Is there a way to get efficiently the number of pages of a word document (.doc, .docx) with Python ?

And for an .odt file ?

I want to use this for a web application based on Web2py on Linux.

Thank you !

Xavier R.
  • 127
  • 1
  • 1
  • 7
  • 2
    For docx, there is a python module [`docx`](https://github.com/mikemaccana/python-docx) that gives you access to the XML of the Word document. This may or may not have the number of pages. – Sam Mussmann Oct 18 '12 at 22:22

2 Answers2

7

Only for those who search for this blog entry....

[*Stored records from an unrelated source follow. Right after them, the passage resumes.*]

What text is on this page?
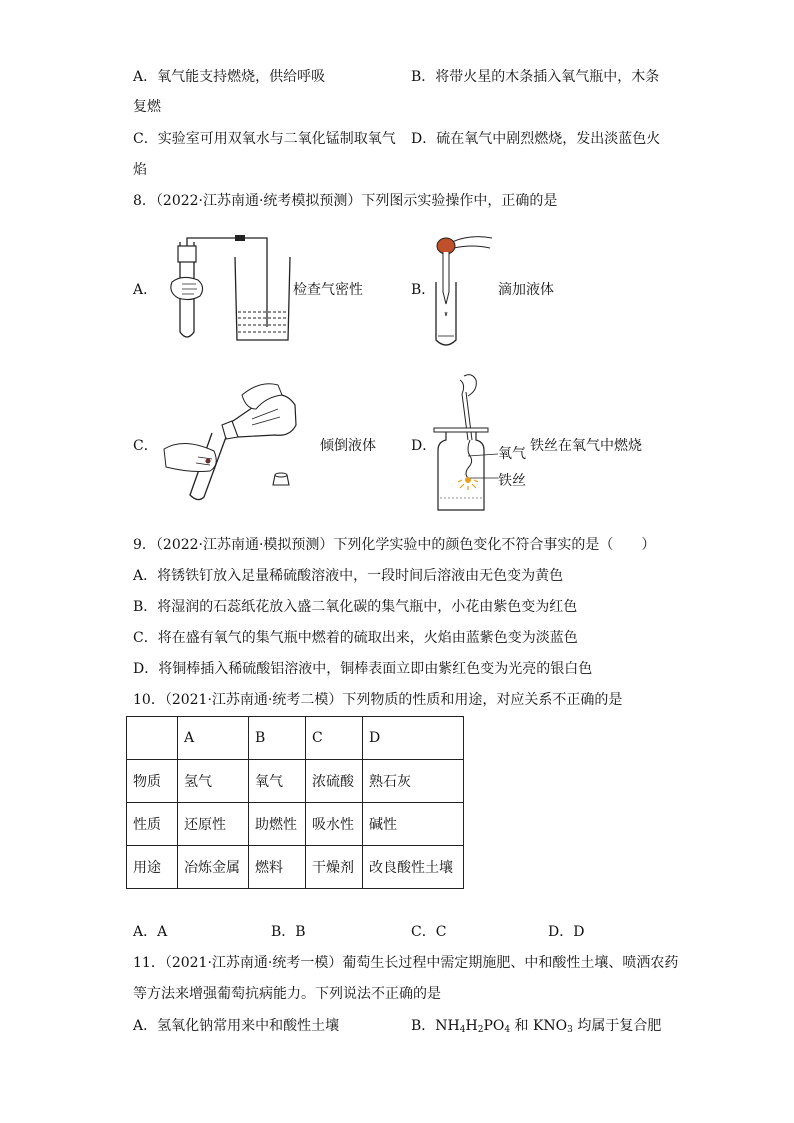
A．氧气能支持燃烧，供给呼吸	B．将带火星的木条插入氧气瓶中，木条
复燃
C．实验室可用双氧水与二氧化锰制取氧气 D．硫在氧气中剧烈燃烧，发出淡蓝色火
焰
8．（2022·江苏南通·统考模拟预测）下列图示实验操作中，正确的是
A．	检查气密性	B．	滴加液体
C．	倾倒液体	D．	氧气
铁丝
铁丝在氧气中燃烧
9．（2022·江苏南通·模拟预测）下列化学实验中的颜色变化不符合事实的是（　　）
A．将锈铁钉放入足量稀硫酸溶液中，一段时间后溶液由无色变为黄色
B．将湿润的石蕊纸花放入盛二氧化碳的集气瓶中，小花由紫色变为红色
C．将在盛有氧气的集气瓶中燃着的硫取出来，火焰由蓝紫色变为淡蓝色
D．将铜棒插入稀硫酸铝溶液中，铜棒表面立即由紫红色变为光亮的银白色
10．（2021·江苏南通·统考二模）下列物质的性质和用途，对应关系不正确的是
	A	B	C	D
物质	氢气	氧气	浓硫酸	熟石灰
性质	还原性	助燃性	吸水性	碱性
用途	冶炼金属	燃料	干燥剂	改良酸性土壤
A．A	B．B	C．C	D．D
11．（2021·江苏南通·统考一模）葡萄生长过程中需定期施肥、中和酸性土壤、喷洒农药
等方法来增强葡萄抗病能力。下列说法不正确的是
A．氢氧化钠常用来中和酸性土壤	B．$NH_4H_2PO_4$ 和 $KNO_3$ 均属于复合肥
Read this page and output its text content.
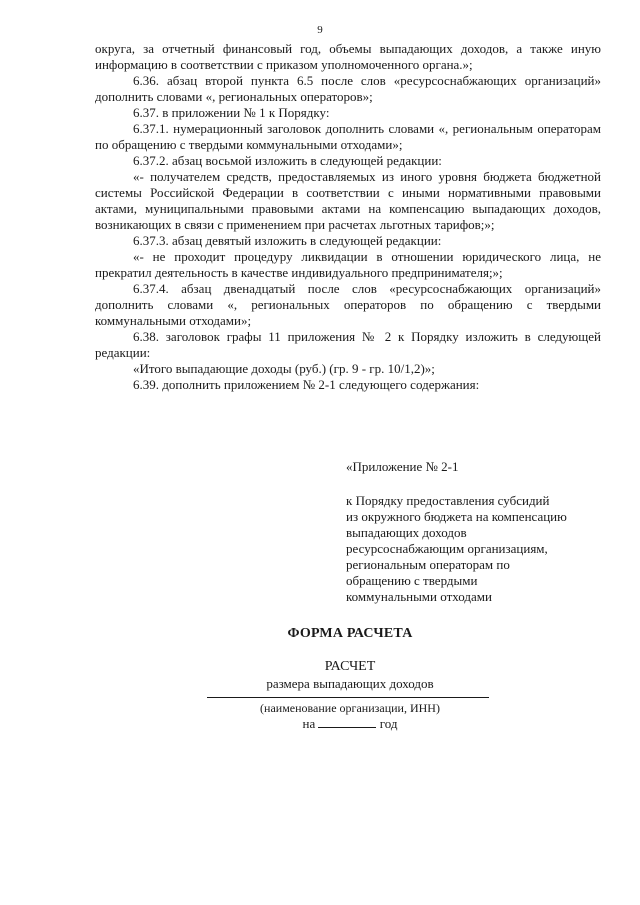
9

округа, за отчетный финансовый год, объемы выпадающих доходов, а также иную информацию в соответствии с приказом уполномоченного органа.»;

6.36. абзац второй пункта 6.5 после слов «ресурсоснабжающих организаций» дополнить словами «, региональных операторов»;

6.37. в приложении № 1 к Порядку:

6.37.1. нумерационный заголовок дополнить словами «, региональным операторам по обращению с твердыми коммунальными отходами»;

6.37.2. абзац восьмой изложить в следующей редакции:

«- получателем средств, предоставляемых из иного уровня бюджета бюджетной системы Российской Федерации в соответствии с иными нормативными правовыми актами, муниципальными правовыми актами на компенсацию выпадающих доходов, возникающих в связи с применением при расчетах льготных тарифов;»;

6.37.3. абзац девятый изложить в следующей редакции:

«- не проходит процедуру ликвидации в отношении юридического лица, не прекратил деятельность в качестве индивидуального предпринимателя;»;

6.37.4. абзац двенадцатый после слов «ресурсоснабжающих организаций» дополнить словами «, региональных операторов по обращению с твердыми коммунальными отходами»;

6.38. заголовок графы 11 приложения № 2 к Порядку изложить в следующей редакции:

«Итого выпадающие доходы (руб.) (гр. 9 - гр. 10/1,2)»;

6.39. дополнить приложением № 2-1 следующего содержания:

«Приложение № 2-1
к Порядку предоставления субсидий
из окружного бюджета на компенсацию
выпадающих доходов
ресурсоснабжающим организациям,
региональным операторам по
обращению с твердыми
коммунальными отходами
ФОРМА РАСЧЕТА
РАСЧЕТ
размера выпадающих доходов
(наименование организации, ИНН)
на	год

from win32com.client import Dispatch
#open Word
word = Dispatch('Word.Application')
word.Visible = False
word = word.Documents.Open(doc_path)

#get number of sheets
word.Repaginate()
num_of_sheets = word.ComputeStatistics(2)
a_guest
  • 71
  • 1
  • 2
  • Excellent answer using the pywin32 package. Worked perfectly well for me. Thank you. – stratis Aug 06 '14 at 15:52
  • I tried the win32com solution and I got this error: `'' object has no attribute 'Repaginate'` Did `Repaginate` get deprecated? – Jed May 17 '17 at 19:41
  • 2
    Drawback of this solution is that it will only work on Windows that has MS-Word installed. The answer where the pages are read from the file is not depending on the operating system (i.e. works also on Linux) is faster and is not depending on MS-Word being present – Dick Kniep Nov 25 '19 at 14:17
  • Great answer! One attachment from my side is word.Close(True) at the end – Nil Nov 26 '20 at 10:02
4

You can read the value

<Properties>
<Pages>CountValue</Pages>

from docProps/app.xml in the docx package or

<office:document-meta>
    <office:meta>
        <meta:document-statistic meta:page-count="CountValue">

form meta.xml in odt package.

If these values ​​do not exist (they are optional), you have to make a calculation of the entire document, in fact perform rendering, that much more difficult

pogorskiy
  • 4,705
  • 1
  • 22
  • 21